Local civil rights leader Esau Jenkins to be part of new Smithsonian

JOHNS ISLAND, SC (WCSC) - On Saturday, the Smithsonian Institute in Washington DC will open its 19th museum, the African American History and Culture museum.

Esau Jenkins, a local civil rights leader from Johns Island, will be featured in a permanent exhibit on the segregation era.

The museum's director hopes that it will help bring to light the history of the culture, art, and influential leaders

"You get to remember all these people who have been left out of history, therefore their lives matter. their stories matter," Lonnie Bunch, Director of the National Museum of African American History and Culture said. "The other thing you do, is this is framed in a way that says, this is everybody's story. It's not black people's story, it's the story of America."

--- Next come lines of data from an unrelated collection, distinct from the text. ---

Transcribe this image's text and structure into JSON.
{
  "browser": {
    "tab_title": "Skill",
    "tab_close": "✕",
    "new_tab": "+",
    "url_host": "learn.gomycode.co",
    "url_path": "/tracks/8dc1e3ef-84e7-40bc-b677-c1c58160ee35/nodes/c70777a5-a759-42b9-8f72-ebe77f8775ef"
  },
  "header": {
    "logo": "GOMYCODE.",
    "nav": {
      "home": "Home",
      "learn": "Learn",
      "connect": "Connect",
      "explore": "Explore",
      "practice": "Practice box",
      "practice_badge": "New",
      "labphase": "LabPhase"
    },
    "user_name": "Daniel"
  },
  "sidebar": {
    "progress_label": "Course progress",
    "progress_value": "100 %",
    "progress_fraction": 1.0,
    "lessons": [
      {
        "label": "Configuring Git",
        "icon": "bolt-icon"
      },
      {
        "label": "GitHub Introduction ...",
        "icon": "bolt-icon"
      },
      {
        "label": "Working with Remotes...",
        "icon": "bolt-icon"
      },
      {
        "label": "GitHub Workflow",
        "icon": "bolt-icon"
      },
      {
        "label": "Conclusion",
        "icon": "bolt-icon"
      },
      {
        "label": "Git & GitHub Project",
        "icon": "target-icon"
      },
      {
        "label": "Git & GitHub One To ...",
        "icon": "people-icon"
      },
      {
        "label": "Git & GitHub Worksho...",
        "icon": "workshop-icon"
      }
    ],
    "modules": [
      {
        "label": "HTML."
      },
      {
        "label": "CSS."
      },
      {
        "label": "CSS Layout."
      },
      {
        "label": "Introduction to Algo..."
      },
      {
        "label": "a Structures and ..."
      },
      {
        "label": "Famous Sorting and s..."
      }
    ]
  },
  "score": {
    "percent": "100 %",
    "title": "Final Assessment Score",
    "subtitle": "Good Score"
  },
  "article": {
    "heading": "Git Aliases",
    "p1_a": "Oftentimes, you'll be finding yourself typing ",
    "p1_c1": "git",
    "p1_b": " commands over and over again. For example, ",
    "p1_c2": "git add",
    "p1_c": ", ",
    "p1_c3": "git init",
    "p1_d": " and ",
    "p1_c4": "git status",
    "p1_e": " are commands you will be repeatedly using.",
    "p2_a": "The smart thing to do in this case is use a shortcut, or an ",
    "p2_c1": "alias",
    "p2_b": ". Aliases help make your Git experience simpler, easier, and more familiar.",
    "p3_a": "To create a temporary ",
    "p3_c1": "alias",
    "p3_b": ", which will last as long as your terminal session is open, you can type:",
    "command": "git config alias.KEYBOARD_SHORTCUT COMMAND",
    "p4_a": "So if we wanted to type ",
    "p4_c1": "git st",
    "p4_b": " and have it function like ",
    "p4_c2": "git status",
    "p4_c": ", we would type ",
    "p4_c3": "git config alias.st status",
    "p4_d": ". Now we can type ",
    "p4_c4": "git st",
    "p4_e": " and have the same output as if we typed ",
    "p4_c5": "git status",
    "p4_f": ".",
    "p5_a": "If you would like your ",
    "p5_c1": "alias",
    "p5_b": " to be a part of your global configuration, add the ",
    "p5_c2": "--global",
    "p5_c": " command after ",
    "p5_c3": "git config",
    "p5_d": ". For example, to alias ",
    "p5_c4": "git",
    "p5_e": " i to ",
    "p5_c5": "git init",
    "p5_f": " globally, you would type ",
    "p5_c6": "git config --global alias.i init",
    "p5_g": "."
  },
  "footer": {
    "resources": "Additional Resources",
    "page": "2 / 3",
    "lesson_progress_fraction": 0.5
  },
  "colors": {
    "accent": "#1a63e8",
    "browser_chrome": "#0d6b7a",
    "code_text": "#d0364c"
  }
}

Hundreds of Lowcountry students joined Jenkins family on Thursday to honor the civil rights leader's legacy and the patriarch's new place in history at the new Smithsonian.

"It represents all the African American communities of stories that are untold," Jenkins' granddaughter Eldrina Jones said. "We look at them as unsung heroes. I think it's a grand celebration to be on the national stage at the Smithsonian."

The exhibit will include the story of Jenkins and the Progressive Club, a school that developed adult education, politics and more in the African American Community.

It was one of the late Jenkins' many contributions to civil rights movement.

"From the Progressive Club to the CO Federal Credit Union to the health care system, they played major roles," Jones said. "They had businesses
in the city where there was a need, they made sure it was met."

Part of the exhibit will even feature Jenkins VW minibus, which he used to take children to school and islanders to work.

During the trip, Jenkins would teach them how to read the section of the Constitution necessary to register to vote.

"Some people say why take a couple of panels, what difference does that make? But the difference was the work that was done in the bus," Jenkins said.

Family and locals remember that work being guided by love, faith and progress.

"He was always known for love is progress and hate is expensive and that's going to always be," Jones said. "The progression hasn't stopped. it didn't stop with them. and it will continue on with us and everyone in the community."